Il faut observer pourtant que quoique certains changemens intestins que la chaleur fait éprouver aux corps aggregés, ne soient chimiques à la rigueur que lorsque leur énergie est telle qu’ils portent jusque sur la constitution intérieure des corpuscules, il faut observer, dis-je, que ces changemens n’étant en général que des effets gradués de la même cause, ils doivent être considérés dans toute leur extension comme des objets mixtes, ou comme des effets dont le degré physique même est très-familier au Chimiste. Ces effets de la chaleur modérée, que nous appellons proprement physiques, sont la raréfaction des corps, leur liquéfaction, leur ébullition, leur vaporation, l’exercice de la force élastique dans les corps comprimés, &c. Aussi les Chimistes sont-ils de bons physiciens sur toutes ces questions ; du moins il me paroît que c’est en poursuivant sur ces effets une analogie conduite de ceux où la cause agit le plus manifestement (or ceux-là sont des objets familiers au seul Chimiste) à ceux où son influence est plus cachée, que je suis parvenu à rapprocher plusieurs phénomenes qui sont généralement regardés comme très-isolés ; à découvrir par exemple que le méchanisme de l’élasticité est le même dans tous les corps, qu’ils sont tous susceptibles du même degré d’élasticité, & que ce n’est que par des circonstances purement accidentelles que les différens corps qui nous environnent ont des différences spécifiques à cet égard ; que l’élasticité n’est qu’un mode de la rareté & de la densité, & qu’au premier égard elle est par conséquent toûjours dûe à la chaleur aussi bien que tous les autres phénomenes attribués à la répulsion Newtonienne, qui n’est jamais que la chaleur. Voy. Feu, Rapport.

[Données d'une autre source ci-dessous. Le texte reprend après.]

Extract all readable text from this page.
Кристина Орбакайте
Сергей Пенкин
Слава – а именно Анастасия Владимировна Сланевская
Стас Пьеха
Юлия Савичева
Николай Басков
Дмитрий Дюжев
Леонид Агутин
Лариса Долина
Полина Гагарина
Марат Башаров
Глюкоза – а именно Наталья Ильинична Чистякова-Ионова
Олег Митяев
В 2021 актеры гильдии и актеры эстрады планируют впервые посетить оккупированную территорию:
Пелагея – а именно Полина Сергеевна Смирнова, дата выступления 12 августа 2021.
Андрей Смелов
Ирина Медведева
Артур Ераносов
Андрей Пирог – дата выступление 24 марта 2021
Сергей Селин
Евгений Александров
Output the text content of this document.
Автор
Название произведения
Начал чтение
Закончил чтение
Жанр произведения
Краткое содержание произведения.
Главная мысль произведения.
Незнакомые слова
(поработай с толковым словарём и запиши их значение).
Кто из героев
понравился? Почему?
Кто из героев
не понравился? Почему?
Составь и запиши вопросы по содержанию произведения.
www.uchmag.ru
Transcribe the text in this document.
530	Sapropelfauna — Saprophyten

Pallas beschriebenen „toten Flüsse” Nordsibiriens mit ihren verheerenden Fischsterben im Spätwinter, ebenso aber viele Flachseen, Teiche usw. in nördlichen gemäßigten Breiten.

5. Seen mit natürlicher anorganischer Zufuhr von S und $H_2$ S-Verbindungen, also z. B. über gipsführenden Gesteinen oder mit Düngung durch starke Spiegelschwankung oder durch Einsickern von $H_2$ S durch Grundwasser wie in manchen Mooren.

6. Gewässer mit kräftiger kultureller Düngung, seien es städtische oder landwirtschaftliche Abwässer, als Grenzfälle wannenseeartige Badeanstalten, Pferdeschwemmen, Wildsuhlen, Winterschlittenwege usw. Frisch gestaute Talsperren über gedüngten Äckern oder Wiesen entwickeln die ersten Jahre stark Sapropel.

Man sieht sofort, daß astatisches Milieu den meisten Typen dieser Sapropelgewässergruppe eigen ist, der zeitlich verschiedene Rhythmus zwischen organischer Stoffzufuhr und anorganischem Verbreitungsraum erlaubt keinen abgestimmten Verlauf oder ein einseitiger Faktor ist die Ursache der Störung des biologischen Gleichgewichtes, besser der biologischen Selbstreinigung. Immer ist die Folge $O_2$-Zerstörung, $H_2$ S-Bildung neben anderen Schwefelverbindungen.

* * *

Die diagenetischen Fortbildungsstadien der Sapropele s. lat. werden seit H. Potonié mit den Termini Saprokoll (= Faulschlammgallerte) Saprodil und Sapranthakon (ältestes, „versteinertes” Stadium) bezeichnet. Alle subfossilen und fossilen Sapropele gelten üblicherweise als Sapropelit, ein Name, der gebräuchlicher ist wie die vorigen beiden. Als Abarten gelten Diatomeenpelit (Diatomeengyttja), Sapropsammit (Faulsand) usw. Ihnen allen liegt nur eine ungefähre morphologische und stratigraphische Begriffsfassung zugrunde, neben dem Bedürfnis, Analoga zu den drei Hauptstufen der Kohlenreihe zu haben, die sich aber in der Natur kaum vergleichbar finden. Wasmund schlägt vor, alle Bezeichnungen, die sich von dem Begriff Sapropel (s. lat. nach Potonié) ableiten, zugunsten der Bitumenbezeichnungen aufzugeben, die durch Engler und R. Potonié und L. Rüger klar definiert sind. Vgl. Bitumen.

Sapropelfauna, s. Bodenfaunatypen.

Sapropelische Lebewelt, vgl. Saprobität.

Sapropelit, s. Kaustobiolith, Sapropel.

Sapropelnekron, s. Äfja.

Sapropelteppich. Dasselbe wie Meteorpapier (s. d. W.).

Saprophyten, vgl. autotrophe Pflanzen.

2°. Les objets chimiques n’agissent pas sensiblement. L’effet immédiat du feu & celui des menstrues, qui sont les deux grands agens chimiques, sont insensibles. La mixtion se fait dans un tems incommensurable, in instanti ; aussi ces actions ne se calculent-elles point, du moins n’a-t-on fait là-dessus jusqu’à présent que des tentatives malheureuses.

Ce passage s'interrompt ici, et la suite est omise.